Dalgalı, sarı saçlı çocuk, yavaşça gözlerini açtı. Kendini yorgun hissediyordu. Oysa ki geç de yatmamıştı. Yatağında doğruldu. Tatlı tatlı gerindi. Babası kalkmıştı. Yatağından kalktı. Mavi terliklerini giydi. Babası yatağını düzeltmeden çıkmıştı. Kendisi böyle yapmamalıydı zira annesi Refika Hanım; ona her zaman düzenli olması gerektiğini söylerdi. 8 yaşındaki Ömer’in annesi, o an yanında değildi. Lakin annesinin, Bursa’da da olsa kendisini izlediğinden emindi. Annesi aklına gelince, yeşil-siyah pijamasının üst cebinden annesinin, babasının ve kendisinin bulunduğu hayli sararmış bir fotoğrafı çıkardı. Refika Hanım adeta yanındaymış gibi anneciğini öptü. Gözleri mutlulukla ışıldadı. Sevinçle yatağını düzeltti. Ağır adımlarla yatak odasının tahtası aşınmış kapısına yöneldi. Kapı azıcık aralıktı. İçeriden gelen sesleri duydu. Önceleri yüksek olmayan sesler, daha sonra tartışmaya dönüştü. Ömer, içeriye girmemeye karar verdi.
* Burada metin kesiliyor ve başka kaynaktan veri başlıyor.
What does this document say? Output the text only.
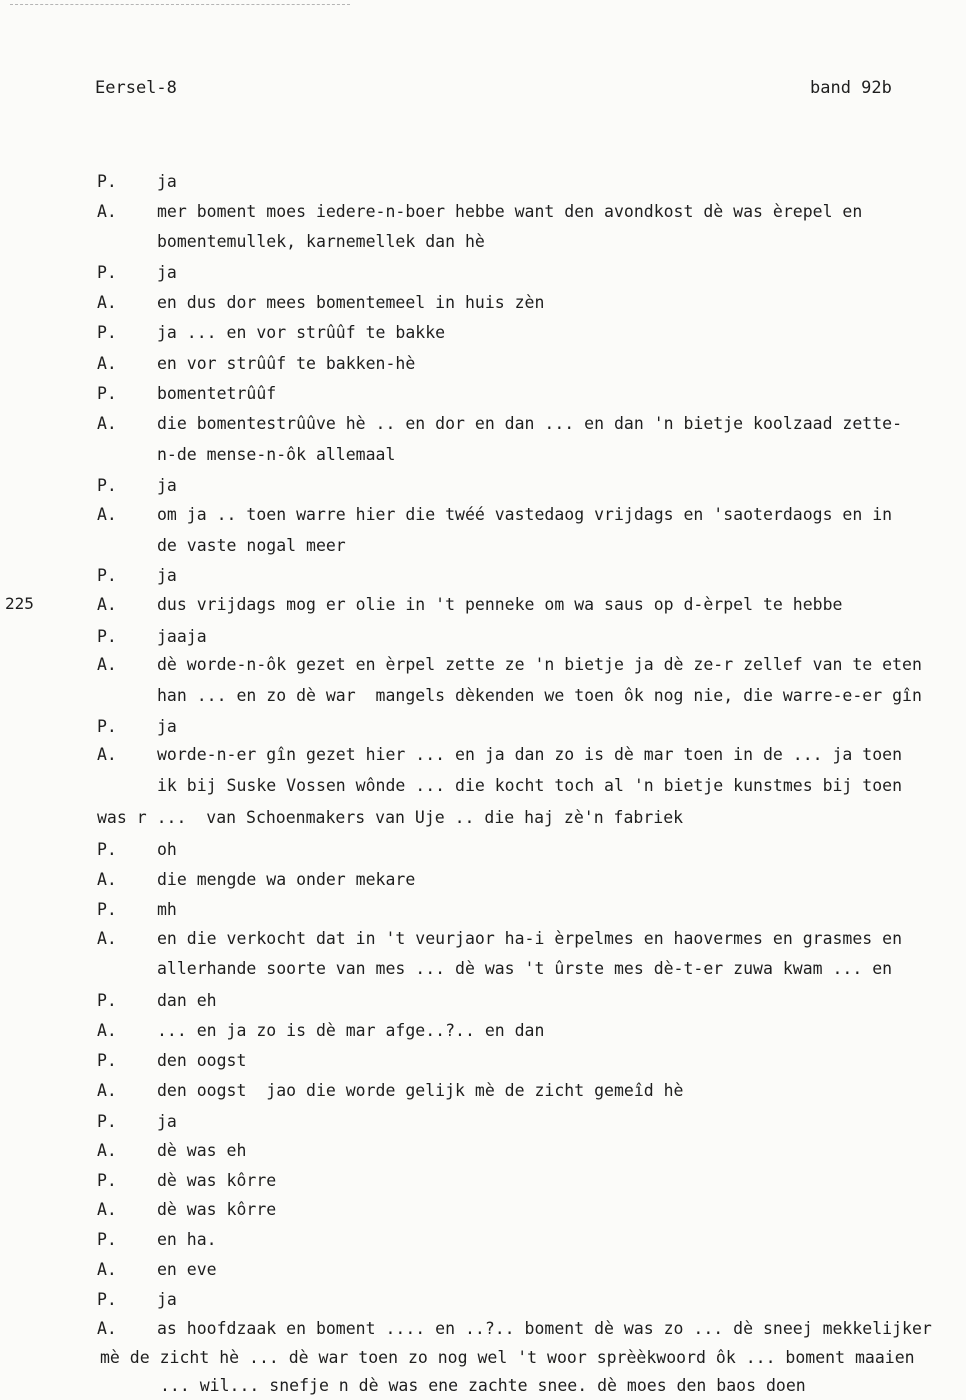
Eersel-8	band 92b
225
P. ja
A. mer boment moes iedere-n-boer hebbe want den avondkost dè was èrepel en
bomentemullek, karnemellek dan hè
P. ja
A. en dus dor mees bomentemeel in huis zèn
P. ja ... en vor strûûf te bakke
A. en vor strûûf te bakken-hè
P. bomentetrûûf
A. die bomentestrûûve hè .. en dor en dan ... en dan 'n bietje koolzaad zette-
n-de mense-n-ôk allemaal
P. ja
A. om ja .. toen warre hier die twéé vastedaog vrijdags en 'saoterdaogs en in
de vaste nogal meer
P. ja
A. dus vrijdags mog er olie in 't penneke om wa saus op d-èrpel te hebbe
P. jaaja
A. dè worde-n-ôk gezet en èrpel zette ze 'n bietje ja dè ze-r zellef van te eten
han ... en zo dè war  mangels dèkenden we toen ôk nog nie, die warre-e-er gîn
P. ja
A. worde-n-er gîn gezet hier ... en ja dan zo is dè mar toen in de ... ja toen
ik bij Suske Vossen wônde ... die kocht toch al 'n bietje kunstmes bij toen
was r ...  van Schoenmakers van Uje .. die haj zè'n fabriek
P. oh
A. die mengde wa onder mekare
P. mh
A. en die verkocht dat in 't veurjaor ha-i èrpelmes en haovermes en grasmes en
allerhande soorte van mes ... dè was 't ûrste mes dè-t-er zuwa kwam ... en
P. dan eh
A. ... en ja zo is dè mar afge..?.. en dan
P. den oogst
A. den oogst  jao die worde gelijk mè de zicht gemeîd hè
P. ja
A. dè was eh
P. dè was kôrre
A. dè was kôrre
P. en ha.
A. en eve
P. ja
A. as hoofdzaak en boment .... en ..?.. boment dè was zo ... dè sneej mekkelijker
mè de zicht hè ... dè war toen zo nog wel 't woor sprèèkwoord ôk ... boment maaien
... wil... snefje n dè was ene zachte snee. dè moes den baos doen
Kapının arkasına gizlendi. Aradan baktı. Dedesi Kamil Bey, babaannesi Raşide Hanım, babası Cemal Bey ve amcası Kemalettin Bey’i gördü. Kamil Bey ve Raşide Hanım hiç durmadan konuşuyorlardı. Ama en çok da babaannesinin sesini duyuyordu. En son gene o konuştu:

-Sen de erkek olacaksın. Karına bir sözünü geçirip de, onun bileziklerini getiremedin. Sanki biz ondan bilezikleri bize hibe etmesini istedik. Ev alacağız. Biraz yardım etse günaha mı girer ?.. Ahh, kabahat onda değil ki.. Sende, onu buraya bile getiremiyorsun. Oğlunla birlikte kuyruğunuzu altınıza alıyor, buraya geliyorsunuz…
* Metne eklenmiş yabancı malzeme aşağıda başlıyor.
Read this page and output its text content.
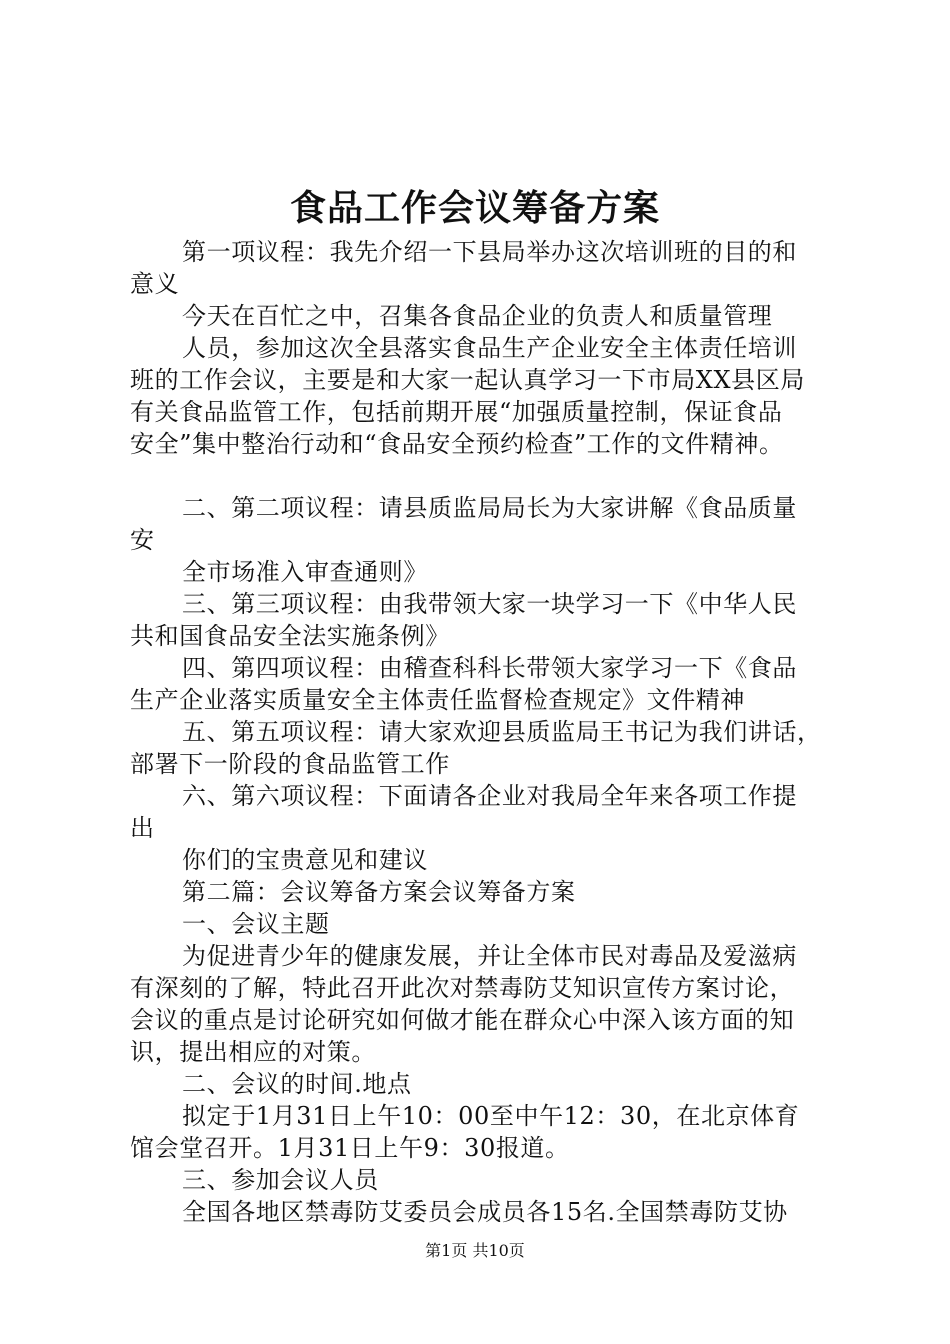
食品工作会议筹备方案
第一项议程：我先介绍一下县局举办这次培训班的目的和
意义
今天在百忙之中，召集各食品企业的负责人和质量管理
人员，参加这次全县落实食品生产企业安全主体责任培训
班的工作会议，主要是和大家一起认真学习一下市局XX县区局
有关食品监管工作，包括前期开展“加强质量控制，保证食品
安全”集中整治行动和“食品安全预约检查”工作的文件精神。
二、第二项议程：请县质监局局长为大家讲解《食品质量
安
全市场准入审查通则》
三、第三项议程：由我带领大家一块学习一下《中华人民
共和国食品安全法实施条例》
四、第四项议程：由稽查科科长带领大家学习一下《食品
生产企业落实质量安全主体责任监督检查规定》文件精神
五、第五项议程：请大家欢迎县质监局王书记为我们讲话，
部署下一阶段的食品监管工作
六、第六项议程：下面请各企业对我局全年来各项工作提
出
你们的宝贵意见和建议
第二篇：会议筹备方案会议筹备方案
一、会议主题
为促进青少年的健康发展，并让全体市民对毒品及爱滋病
有深刻的了解，特此召开此次对禁毒防艾知识宣传方案讨论，
会议的重点是讨论研究如何做才能在群众心中深入该方面的知
识，提出相应的对策。
二、会议的时间.地点
拟定于1月31日上午10：00至中午12：30，在北京体育
馆会堂召开。1月31日上午9：30报道。
三、参加会议人员
全国各地区禁毒防艾委员会成员各15名.全国禁毒防艾协
第1页 共10页
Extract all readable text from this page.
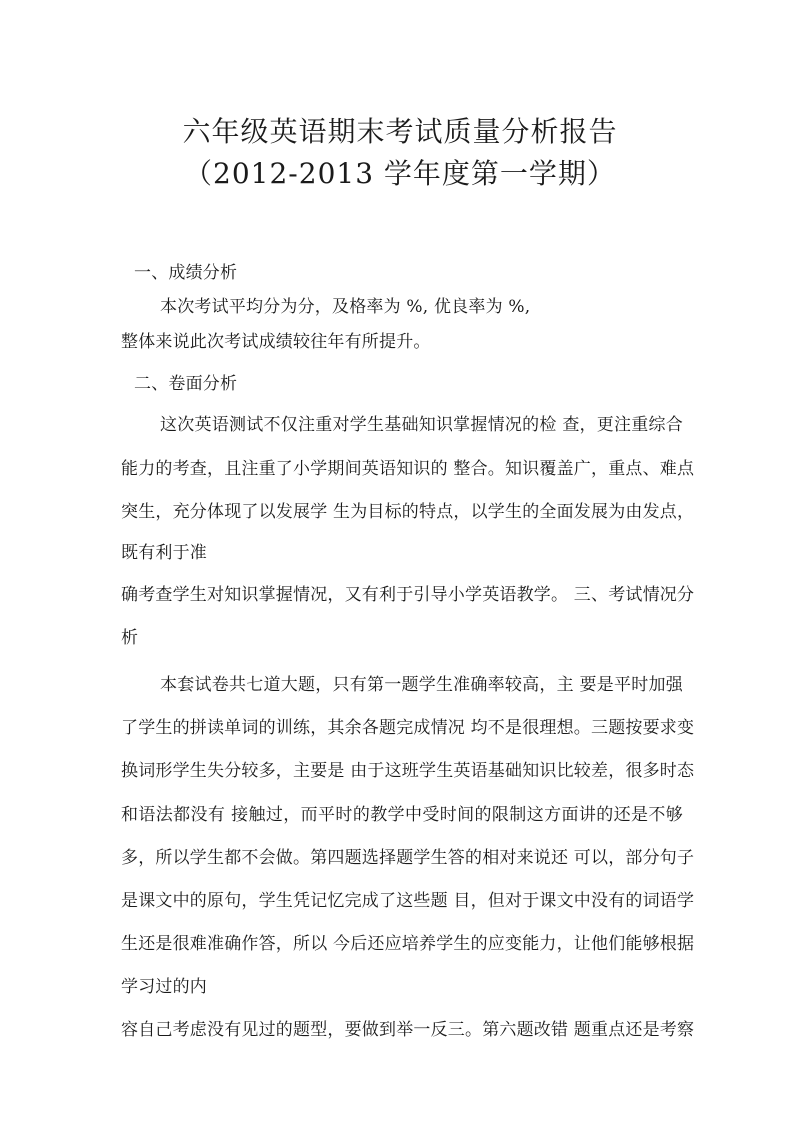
六年级英语期末考试质量分析报告
（2012-2013 学年度第一学期）
一、成绩分析
本次考试平均分为分，及格率为 %, 优良率为 %,
整体来说此次考试成绩较往年有所提升。
二、卷面分析
这次英语测试不仅注重对学生基础知识掌握情况的检 查，更注重综合
能力的考查，且注重了小学期间英语知识的 整合。知识覆盖广，重点、难点
突生，充分体现了以发展学 生为目标的特点，以学生的全面发展为由发点，
既有利于准
确考查学生对知识掌握情况，又有利于引导小学英语教学。 三、考试情况分
析
本套试卷共七道大题，只有第一题学生准确率较高，主 要是平时加强
了学生的拼读单词的训练，其余各题完成情况 均不是很理想。三题按要求变
换词形学生失分较多，主要是 由于这班学生英语基础知识比较差，很多时态
和语法都没有 接触过，而平时的教学中受时间的限制这方面讲的还是不够
多，所以学生都不会做。第四题选择题学生答的相对来说还 可以，部分句子
是课文中的原句，学生凭记忆完成了这些题 目，但对于课文中没有的词语学
生还是很难准确作答，所以 今后还应培养学生的应变能力，让他们能够根据
学习过的内
容自己考虑没有见过的题型，要做到举一反三。第六题改错 题重点还是考察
Elmacık kemikleri çıkık, orta boylu Cemal Bey, annesine yönelerek:

-Ne yapayım ana. Zorla alacak değilim ya.. diye seslendi.

Bu cevabın üzerine, kapının karşısındaki sedirde bağdaş kurarak oturmuş olan Kamil Bey, kalın mercekli gözlüğünün üzerinden düşmana bakarmış gibi bakarak homurdandı adeta:

-Anan yerden göğe kadar haklı. Sen, evin reisi olabilseydin; karını kolundan tuttuğun gibi buraya getirirdin; istemese bile, bileziklerini verirdi. Sünepe seni…
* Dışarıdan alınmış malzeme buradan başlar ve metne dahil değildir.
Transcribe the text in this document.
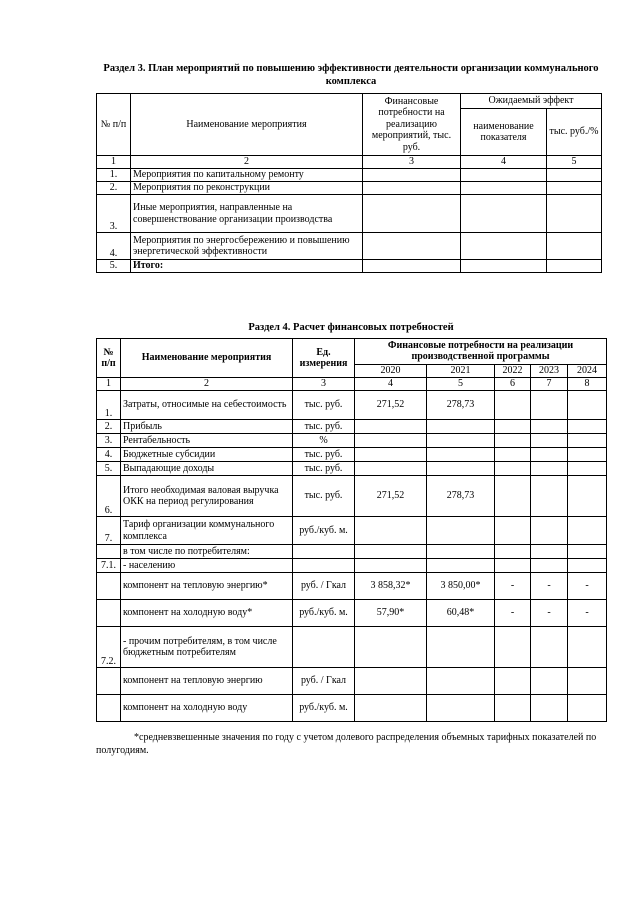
Раздел 3. План мероприятий по повышению эффективности деятельности организации коммунального комплекса
№ п/п	Наименование мероприятия	Финансовые потребности на реализацию мероприятий, тыс. руб.	Ожидаемый эффект	
			наименование показателя	тыс. руб./%
1	2	3	4	5
1.	Мероприятия по капитальному ремонту			
2.	Мероприятия по реконструкции			
3.	Иные мероприятия, направленные на совершенствование организации производства			
4.	Мероприятия по энергосбережению и повышению энергетической эффективности			
5.	Итого:			
Раздел 4. Расчет финансовых потребностей
№ п/п	Наименование мероприятия	Ед. измерения	Финансовые потребности на реализации производственной программы				
			2020	2021	2022	2023	2024
1	2	3	4	5	6	7	8
1.	Затраты, относимые на себестоимость	тыс. руб.	271,52	278,73			
2.	Прибыль	тыс. руб.					
3.	Рентабельность	%					
4.	Бюджетные субсидии	тыс. руб.					
5.	Выпадающие доходы	тыс. руб.					
6.	Итого необходимая валовая выручка ОКК на период регулирования	тыс. руб.	271,52	278,73			
7.	Тариф организации коммунального комплекса	руб./куб. м.					
	в том числе по потребителям:						
7.1.	- населению						
	компонент на тепловую энергию*	руб. / Гкал	3 858,32*	3 850,00*	-	-	-
	компонент на холодную воду*	руб./куб. м.	57,90*	60,48*	-	-	-
7.2.	- прочим потребителям, в том числе бюджетным потребителям						
	компонент на тепловую энергию	руб. / Гкал					
	компонент на холодную воду	руб./куб. м.					
*средневзвешенные значения по году с учетом долевого распределения объемных тарифных показателей по полугодиям.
Cemal Bey, hiçbir şey demedi. Başını önüne eğdi. Adeta bir suçlu gibi öylece kaldı. Küçüklüğünden beri itilip kakılmıştı. Bu, onun üzerinde öyle büyük bir etki bırakmıştı ki, evli ve çocuklu bir adam olmasına rağmen anne ve babasına karşı durmak ona zor geliyordu. Abisi Kemalettin Bey, ilk çocuk olduğu için onun yeri farklıydı. Ne derse hemen yapılırdı.. Konuşulanlara birebir şahit olan Ömer’in, babasının, kendisi ve karısı için söylenenlere karşılık vermemesi; hele hele anneciğini savunmaması küçük çocuğun çok zoruna gitti. Boğazına bir şeyler düğümlendi. Lakin tüm gücünü toplayarak konuşulanları dinlemeye devam etti. O esnada amcasının sesini duydu:

-Ana, yengeme haksızlık yapıyorsunuz. İki yıl önce kadıncağızın; düğünde takılan iki bileziğini almadınız mı sıkıştık diye. Sonra babam ne yaptı. O bilezikleri bozdurdu, bankaya yatırdı. Faizini aldı. Hem de vicdanı hiç sızlamadan. Şimdi ondan, ev alacağız diye kalan bileziklerini istiyorsunuz. Alamayınca da sinirden deliye dönüyorsunuz. Aferin aslan yengeme ne güzel de yapıyor…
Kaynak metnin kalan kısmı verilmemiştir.